Ich kann nicht sagen, was mich wachhält. Ist es die Aufregung, oder doch die Vorfreude? Wahrscheinlich eine Mischung aus Beidem. Um meine Familie nicht zu wecken, drehe ich noch eine Runde um das Hotel. Die kühle Luft tut mir gut. Zum ersten Mal seit mehreren Tagen habe ich das Gefühl, frei durchatmen zu können. Einige Leute, denen ich begegne, schauen mir nach. Was sie von mir denken, ist mir egal. Ich setzte mich auf den Bordstein, streckte die Beine lang und lege den Kopf in den Nacken. Der Himmel ist, der Uhrzeit entsprechend, pechschwarz und von Millionen Sternen übersät. Ich schließe die Augen und lasse mir den kühlen Wind um dir Nase wehen. Erst, als sich jemand neben mich setzt, senke ich den Blick und öffne die Augen wieder.

"Ach, Jimmy. Du bist es." Und ich dachte schon, mich quatscht gleich irgendein Fremder voll.

"Was dachtest du denn?", fragt mein Bruder. Ich zucke nur mit den Schultern und richte meinen Blick wieder zum Himmel. Jimmy tut es mir gleich. Eine lange Pause entsteht, in der jeder in seinen eigenen Gedsnken festhängt.

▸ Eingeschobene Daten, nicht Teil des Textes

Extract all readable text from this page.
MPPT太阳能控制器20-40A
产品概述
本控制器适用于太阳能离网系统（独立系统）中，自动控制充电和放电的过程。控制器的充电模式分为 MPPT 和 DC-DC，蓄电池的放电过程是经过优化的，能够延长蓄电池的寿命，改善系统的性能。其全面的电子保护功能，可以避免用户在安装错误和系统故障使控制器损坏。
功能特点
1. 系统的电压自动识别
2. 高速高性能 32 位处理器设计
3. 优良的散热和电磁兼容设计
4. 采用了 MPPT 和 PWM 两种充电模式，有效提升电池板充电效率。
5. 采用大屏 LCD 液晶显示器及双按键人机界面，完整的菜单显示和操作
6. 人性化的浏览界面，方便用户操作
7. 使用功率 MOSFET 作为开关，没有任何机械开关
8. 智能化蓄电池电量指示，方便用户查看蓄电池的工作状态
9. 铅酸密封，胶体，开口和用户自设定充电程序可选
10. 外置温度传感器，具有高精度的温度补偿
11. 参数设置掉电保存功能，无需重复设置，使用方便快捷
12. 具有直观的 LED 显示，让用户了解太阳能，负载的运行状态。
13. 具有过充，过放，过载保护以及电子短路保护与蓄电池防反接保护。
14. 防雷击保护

"Ich frage mich manchmal, wie unser Leben jetzt aussehen würde, wenn Alles anders gekommen wäre.", sage ich irgendwann. Dieser Gedanke ist mir in letzter Zeit oft gekommen. Immer wieder denke ich darüber nach, wie unser Leben jetzt wäre, wenn unsere Mutter noch bei uns wäre. Würden wir noch in Spanien leben? Wir würden Alle zusammen in einem eigenen Haus wohnen und jeden Tag zusammen musizieren.

"Tja, die Frage kann ich dir leider nicht beantworten. Aber ich bin mir sicher, dass sie stolz auf uns ist.", antwortet Jimmy und legt mir den Arm um die Schultern. Gerade in solchen Momenten bin ich froh, große Geschwister zu haben, die mich, wenn nötig, wieder aufbauen. Und mit Jimmy verstehe ich mich ja schon immer super. Er ist einfach der beste Bruder der Welt. Nur sollte ich das Johnny, Paddy und Angelo nicht hören lassen. Obwohl....warum nicht? Johnny würde sich nicht's daraus machen und Paddy und Angelo würden wahrscheinlich noch gar nicht verstehen, wovon ich spreche.

"Ja, das wäre sie.", sage ich gedankenverloren und stehe auf. Ich klopfe mir den Staub von der Hose und ziehe den Reißverschluss meiner Jacke höher. Indessen ist es doch schon ganz schön kalt geworden. Zusammen mit Jimmy schlendere ich zurück zum Eingang des Hotels.

Das Foyer ist menschenleer. Logisch, jeder normale Mensch schläft nachts. Wir grüßen die hübsche Rezeptionistin freundlich. Was mir nicht entgeht ist, das Jimmy sich noch ein paar Mal zu ihr umdreht.

"Hab' ich was verpasst?", frage ich und boxe meinem Bruder gegen den Arm.

"Pf...Nö.", erwidert dieser nur, wird aber puterrot im Gesicht. Er drängt sich an mir vorbei und geht vor mir die Treppe hoch. Kopfschüttelnd folge ich ihm. Vor unserer Tür angekommen, bleibe ich kurz stehen.

"Warte mal kurz.", sage ich, als Jimmy die Tür aufdrücken will.

"Was ist denn?", fragt er und zieht die Tür wieder zu.

"Denkst du manchmal an Leyla?" Ich lehne mich an die Wand und vergrabe die Hände in den Hosentaschen. Als wir damals so überstürzt in Spanien abreisten, war ich total traurig, das ich Leyla nie wieder sehen sollte. Eine Zeit lang habe ich mich an der Hoffnung festgeklammert, sie eines Tages vielleicht doch wiederzusehen. Doch dies passierte nie. Nach weiteren zwei Jahren ohne Kontakt, konnte ich die Gedanken an sie endlich beiseite schieben. Es bringt nicht's in der Vergangenheit zu leben und auf etwas zu hoffen, was sowieso nie geschieht.

"Klar. Sie war unsere beste Freundin.", antwortet Jimmy. Okay, das beruhigt mich, denn auch nur ein klitzekleines Bisschen. Es fühlte sich falsch für mich an, damals einfach so zu verschwinden, ohne "Tschüss" zu sagen. Aber wir hatten keine andere Wahl.